At the mouth of the Nile, a Genoese galley awaited the king; and, while every eye was strained towards the shore with an anxiety which was not without cause, Walter Espec and Bisset, the English knight, stood on deck in no enviable frame of mind.

'I mislike all this delay,' said Walter, more agitated than he was wont to appear. 'What if, after all, these emirs should prove false to their covenant?'

'In truth,' replied Bisset, 'it would not amaze me so much as many things that have come to pass of late; and both the king and his nobles may yet find to their cost that their hopes of freedom are dashed; for we all know the truth of the proverb as to there being so much between the cup and the lip.'

At this moment they observed the galleys, on board of which Joinville and other captive Crusaders were, move up the Nile, and each uttered an exclamation of horror.

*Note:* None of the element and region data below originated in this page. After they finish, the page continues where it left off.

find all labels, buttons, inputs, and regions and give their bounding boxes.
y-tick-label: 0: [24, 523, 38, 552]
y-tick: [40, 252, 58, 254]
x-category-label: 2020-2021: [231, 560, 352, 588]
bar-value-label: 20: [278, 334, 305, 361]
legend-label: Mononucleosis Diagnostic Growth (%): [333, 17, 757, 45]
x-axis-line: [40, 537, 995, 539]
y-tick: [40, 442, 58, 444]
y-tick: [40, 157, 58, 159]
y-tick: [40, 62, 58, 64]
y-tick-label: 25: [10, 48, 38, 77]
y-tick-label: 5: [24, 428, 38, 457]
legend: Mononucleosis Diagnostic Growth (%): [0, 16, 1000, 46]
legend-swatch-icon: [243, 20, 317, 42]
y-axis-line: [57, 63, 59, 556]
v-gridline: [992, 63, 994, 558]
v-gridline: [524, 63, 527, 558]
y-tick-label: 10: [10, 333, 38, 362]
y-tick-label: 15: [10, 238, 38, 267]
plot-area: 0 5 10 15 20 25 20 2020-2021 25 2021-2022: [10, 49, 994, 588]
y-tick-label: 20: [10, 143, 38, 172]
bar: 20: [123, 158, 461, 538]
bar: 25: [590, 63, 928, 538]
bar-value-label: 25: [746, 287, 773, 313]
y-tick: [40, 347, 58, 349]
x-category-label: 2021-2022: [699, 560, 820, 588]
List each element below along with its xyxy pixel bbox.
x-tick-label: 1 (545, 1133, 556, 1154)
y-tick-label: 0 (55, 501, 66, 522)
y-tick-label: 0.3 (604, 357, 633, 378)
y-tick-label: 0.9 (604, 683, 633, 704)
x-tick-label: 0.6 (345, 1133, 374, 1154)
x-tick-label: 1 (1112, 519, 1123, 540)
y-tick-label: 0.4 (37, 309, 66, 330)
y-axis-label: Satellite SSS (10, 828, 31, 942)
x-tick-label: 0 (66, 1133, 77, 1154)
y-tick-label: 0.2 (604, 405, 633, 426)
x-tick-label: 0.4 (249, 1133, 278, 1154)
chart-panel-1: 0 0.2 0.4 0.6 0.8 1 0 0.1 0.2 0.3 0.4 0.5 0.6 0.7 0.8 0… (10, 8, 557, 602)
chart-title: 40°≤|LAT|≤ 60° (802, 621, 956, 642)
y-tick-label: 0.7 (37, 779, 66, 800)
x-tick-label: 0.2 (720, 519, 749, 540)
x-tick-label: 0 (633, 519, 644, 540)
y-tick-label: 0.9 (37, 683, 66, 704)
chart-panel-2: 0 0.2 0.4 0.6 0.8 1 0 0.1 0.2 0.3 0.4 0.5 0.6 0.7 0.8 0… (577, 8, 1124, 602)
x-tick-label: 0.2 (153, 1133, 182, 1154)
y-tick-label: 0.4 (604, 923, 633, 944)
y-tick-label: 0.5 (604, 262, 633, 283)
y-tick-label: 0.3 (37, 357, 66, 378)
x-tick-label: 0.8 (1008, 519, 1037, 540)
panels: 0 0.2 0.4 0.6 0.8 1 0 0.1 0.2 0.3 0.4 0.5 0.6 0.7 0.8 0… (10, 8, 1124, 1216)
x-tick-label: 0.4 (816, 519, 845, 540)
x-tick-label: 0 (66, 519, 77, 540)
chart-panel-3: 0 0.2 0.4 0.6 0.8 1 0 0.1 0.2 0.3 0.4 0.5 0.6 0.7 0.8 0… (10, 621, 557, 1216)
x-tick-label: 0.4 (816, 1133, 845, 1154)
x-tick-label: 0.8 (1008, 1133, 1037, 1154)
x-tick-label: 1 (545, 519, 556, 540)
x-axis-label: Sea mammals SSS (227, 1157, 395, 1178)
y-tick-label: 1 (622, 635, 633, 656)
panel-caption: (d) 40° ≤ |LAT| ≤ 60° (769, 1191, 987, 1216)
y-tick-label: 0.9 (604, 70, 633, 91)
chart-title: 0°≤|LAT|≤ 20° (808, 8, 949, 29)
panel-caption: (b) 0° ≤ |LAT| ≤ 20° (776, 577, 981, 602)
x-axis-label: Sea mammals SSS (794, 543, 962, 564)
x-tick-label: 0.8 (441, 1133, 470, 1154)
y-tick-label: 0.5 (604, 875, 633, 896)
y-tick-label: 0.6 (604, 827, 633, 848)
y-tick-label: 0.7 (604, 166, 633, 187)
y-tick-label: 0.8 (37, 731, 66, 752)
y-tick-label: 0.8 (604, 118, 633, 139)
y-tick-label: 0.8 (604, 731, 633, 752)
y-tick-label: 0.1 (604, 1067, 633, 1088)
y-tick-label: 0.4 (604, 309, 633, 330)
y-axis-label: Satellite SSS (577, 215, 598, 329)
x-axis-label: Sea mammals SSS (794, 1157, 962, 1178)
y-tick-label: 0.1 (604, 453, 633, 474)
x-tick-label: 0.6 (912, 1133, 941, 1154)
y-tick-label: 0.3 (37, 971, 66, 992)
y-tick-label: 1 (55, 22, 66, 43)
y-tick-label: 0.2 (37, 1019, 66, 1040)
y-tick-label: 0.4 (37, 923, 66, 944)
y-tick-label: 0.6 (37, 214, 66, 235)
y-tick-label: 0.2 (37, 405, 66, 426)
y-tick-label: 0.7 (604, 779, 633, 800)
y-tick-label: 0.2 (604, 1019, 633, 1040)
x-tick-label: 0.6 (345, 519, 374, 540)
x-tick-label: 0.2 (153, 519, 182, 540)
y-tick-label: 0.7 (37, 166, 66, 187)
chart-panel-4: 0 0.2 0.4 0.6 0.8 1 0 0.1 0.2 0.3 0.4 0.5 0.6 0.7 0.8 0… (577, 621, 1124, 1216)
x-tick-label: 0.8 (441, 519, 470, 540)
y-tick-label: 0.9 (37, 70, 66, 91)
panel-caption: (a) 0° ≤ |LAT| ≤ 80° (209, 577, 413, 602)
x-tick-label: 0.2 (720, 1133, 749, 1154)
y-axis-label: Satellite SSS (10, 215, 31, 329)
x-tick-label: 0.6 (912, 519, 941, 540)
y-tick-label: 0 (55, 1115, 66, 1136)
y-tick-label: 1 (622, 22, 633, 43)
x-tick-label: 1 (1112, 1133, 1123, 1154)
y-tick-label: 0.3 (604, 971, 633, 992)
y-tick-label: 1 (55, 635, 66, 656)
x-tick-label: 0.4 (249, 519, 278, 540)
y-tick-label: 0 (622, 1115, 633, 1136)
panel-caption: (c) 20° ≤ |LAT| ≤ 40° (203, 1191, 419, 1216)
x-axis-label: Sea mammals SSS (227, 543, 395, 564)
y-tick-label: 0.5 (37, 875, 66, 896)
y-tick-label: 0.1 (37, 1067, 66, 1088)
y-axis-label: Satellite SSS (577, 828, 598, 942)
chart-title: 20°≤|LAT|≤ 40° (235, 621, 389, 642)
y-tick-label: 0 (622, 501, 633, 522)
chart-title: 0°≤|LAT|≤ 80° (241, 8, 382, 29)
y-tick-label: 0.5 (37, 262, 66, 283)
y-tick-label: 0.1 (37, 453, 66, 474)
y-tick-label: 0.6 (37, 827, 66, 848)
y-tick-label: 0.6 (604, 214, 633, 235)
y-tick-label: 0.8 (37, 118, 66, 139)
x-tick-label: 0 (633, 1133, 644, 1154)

'Now may Holy Katherine be our aid,' cried Walter, 'for our worst anticipations are like to be realised.'

'The saints forbid,' replied Bisset; 'and yet I am not so hopeful as I might be, for I have long since learned not to holloa till out of the wood.'

It was indeed a critical moment for Louis and his nobles; but in the council of the emirs the milder views ultimately prevailed, and Bisset and Walter Espec observed with delight that the galleys which had moved up the Nile were brought back towards Damietta, and that Louis, attended by a multitude of Saracens who watched his movements in silence, was approaching. Immediately the Genoese galley moved towards the shore, and Louis, having been joined by the Count of Anjou and the Lord of Joinville, stepped on board, while the other knights and nobles hastened to embark in the vessels that lay in wait for them. As soon as the king was on board, Bisset made a signal; and, as he did so, eighty archers with their crossbows strung appeared on deck so suddenly that the crowd of Saracens who had been pressing forward immediately dispersed in alarm, and the galley moved from the shore. Ere long, the Count of Poictiers, who had remained as a hostage in Damietta till the ransom of the Crusaders was paid, came on board; and, all being now in readiness for leaving the place where he had experienced so many misfortunes and so much misery, the saint-king made a sign to the mariners, the sails were given to the wind, and the fleet of the armed pilgrims—the wreck of a brilliant army—glided away towards Syria. But thousands of the survivors still remained in captivity, and, albeit Louis was conscientiously bent on ransoming them, their prospect was gloomy, and the thought of their unhappy plight clouded the saint-king's brow.

And sad was the heart of Walter Espec, as he recalled the day when he landed at Damietta side by side with Guy Muschamp; and for the hundredth time asked himself mournfully whether his brother-in-arms had died for his faith, or whether a worse fate had befallen him.

But why linger on the Egyptian shore amid scenes suggestive of reminiscences so melancholy and so dismal—reminiscences of misfortunes and calamities and losses not to be repaired? Let us on to the Syrian coast, and gladden our eyes with a sight of the white walls of Acre, washed by the blue waters of the Mediterranean.